Che Apalache toured widely and earned a Grammy nomination, but its momentum was blown up by the pandemic. That crisis brought Troop home to NC, where he filled his time and made a living with a new line of work assisting asylum seekers. And that led to a tip that there was a fellow working heavy construction machinery in Raleigh who happened to be a Spanish-speaking folk music master, who had to give up his art to support his family in the US. Troop called Bellorín on the worksite and struck up a conversation.
“It was something special because of the kind of music that (Joe) played. So I got home after that call, and I started looking through his music,” says Larry, as translated by Joe. “And when I heard that musical style bluegrass, I was completely surprised and in shock. I was like ‘Hey I’ve heard this kind of music - in movies!’ I imagined this dude on horseback with a cowboy hat and a gun. But I immediately fell in love with it, because I felt like it was mine, as if I knew it profoundly.”

Their first gig, even without rehearsals due to Joe catching a nasty case of Covid 19, went beautifully, and a partnership was forged. Larry and Joe are very much like brothers now, burning up the road and playing ever-more video and radio sessions. Their second album Manos Panamericanos came out last fall, and it’s a more layered production than the quickly-made first project. And as I see it, it’s something of a test for an Americana community that for years now has purported to be actively practicing diversity and inclusion, yet not really coming through for folk-related projects that make heavy use of Latin traditions of Spanish language. The music is magnificent. The live show, which I’ve seen twice now, is mesmerizing.
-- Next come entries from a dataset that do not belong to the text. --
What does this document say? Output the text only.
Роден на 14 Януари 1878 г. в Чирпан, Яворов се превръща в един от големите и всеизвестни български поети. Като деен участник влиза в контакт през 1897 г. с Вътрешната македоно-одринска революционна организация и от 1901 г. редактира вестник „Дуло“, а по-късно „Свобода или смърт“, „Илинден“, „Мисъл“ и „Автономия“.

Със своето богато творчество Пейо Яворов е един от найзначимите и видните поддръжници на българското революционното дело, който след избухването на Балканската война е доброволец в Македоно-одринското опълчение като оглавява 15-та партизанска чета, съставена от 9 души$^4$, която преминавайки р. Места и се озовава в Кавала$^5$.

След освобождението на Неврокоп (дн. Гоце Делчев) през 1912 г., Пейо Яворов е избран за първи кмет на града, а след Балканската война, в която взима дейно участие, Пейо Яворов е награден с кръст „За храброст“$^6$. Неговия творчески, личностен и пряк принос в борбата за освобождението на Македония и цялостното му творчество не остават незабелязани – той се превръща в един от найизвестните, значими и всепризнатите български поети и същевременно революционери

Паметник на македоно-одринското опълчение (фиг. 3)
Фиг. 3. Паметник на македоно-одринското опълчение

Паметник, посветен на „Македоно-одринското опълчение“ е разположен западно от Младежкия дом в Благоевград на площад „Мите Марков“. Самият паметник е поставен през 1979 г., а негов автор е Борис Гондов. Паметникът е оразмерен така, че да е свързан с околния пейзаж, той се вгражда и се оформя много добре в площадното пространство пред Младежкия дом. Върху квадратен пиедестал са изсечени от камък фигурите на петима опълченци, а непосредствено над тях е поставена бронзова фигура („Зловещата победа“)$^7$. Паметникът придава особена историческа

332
And possibly most important, Larry Bellorín embodies one of the most pressing issues of our time in modern America - whether the government will honor its commitments to asylum seekers who have done everything by the book. As we wrapped up our interview in Knoxville, I ask about this delicate issue, one that’s casting a shadow over Larry’s future and the success that his duo has enjoyed so far. Joe Troop doesn’t mince words.
“Hopefully nothing will happen, you know, but if they revoke asylum and temporary protective status for people, and they become undocumented, then it would enable law enforcement and ICE to knock on people's doors,” Troop says. “This feels like a Nazi state. It's a round ‘em up. And as a White person in the Americas, I want to be a good ally and say, shame on you. You have no heart. You have no soul, you know? How can I say that? Well, I can say that with love, and I can try to shine through that darkness…We're gonna keep fighting.”
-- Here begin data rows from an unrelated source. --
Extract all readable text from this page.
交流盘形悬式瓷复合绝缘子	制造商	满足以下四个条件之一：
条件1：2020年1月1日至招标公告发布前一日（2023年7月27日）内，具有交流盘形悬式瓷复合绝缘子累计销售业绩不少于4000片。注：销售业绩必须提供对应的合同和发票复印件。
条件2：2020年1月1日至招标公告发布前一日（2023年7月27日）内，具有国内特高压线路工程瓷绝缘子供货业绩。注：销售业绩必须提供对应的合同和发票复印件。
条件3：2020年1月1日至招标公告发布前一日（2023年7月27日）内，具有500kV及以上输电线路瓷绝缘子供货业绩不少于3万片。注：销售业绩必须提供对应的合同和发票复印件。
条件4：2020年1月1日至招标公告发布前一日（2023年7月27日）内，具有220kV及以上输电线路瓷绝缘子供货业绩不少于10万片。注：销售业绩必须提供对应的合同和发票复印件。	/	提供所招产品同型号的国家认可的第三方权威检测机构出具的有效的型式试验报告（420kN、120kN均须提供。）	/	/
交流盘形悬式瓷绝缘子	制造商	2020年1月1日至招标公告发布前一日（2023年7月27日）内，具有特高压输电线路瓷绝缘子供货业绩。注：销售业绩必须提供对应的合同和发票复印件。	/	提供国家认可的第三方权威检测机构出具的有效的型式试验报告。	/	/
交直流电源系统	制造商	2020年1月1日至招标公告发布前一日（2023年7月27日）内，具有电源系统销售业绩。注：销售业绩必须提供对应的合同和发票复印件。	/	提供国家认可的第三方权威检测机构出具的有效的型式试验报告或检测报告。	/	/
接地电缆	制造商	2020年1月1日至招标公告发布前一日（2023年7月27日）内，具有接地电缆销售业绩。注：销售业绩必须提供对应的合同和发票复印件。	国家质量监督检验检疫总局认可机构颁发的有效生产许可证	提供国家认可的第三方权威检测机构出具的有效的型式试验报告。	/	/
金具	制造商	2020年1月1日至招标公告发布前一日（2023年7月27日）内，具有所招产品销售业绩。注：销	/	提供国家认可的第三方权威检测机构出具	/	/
All this and more gets elaborated on in the audio conversation presented here. I have edited out only Joe’s translations of my questions for Larry, who gets to speak for himself with Joe translating. This feature rounds out a recent focus on the music scene and history of Durham, NC. The String featured a visit to the city and its new Biscuits & Banjos festival. The Old Fashioned recently cast a spotlight on Sugar Hill Records following the death of its founder Barry Poss.
Larry & Joe this week release "Hermano Migrante" in honor of World Refugee Day on Friday, June 9.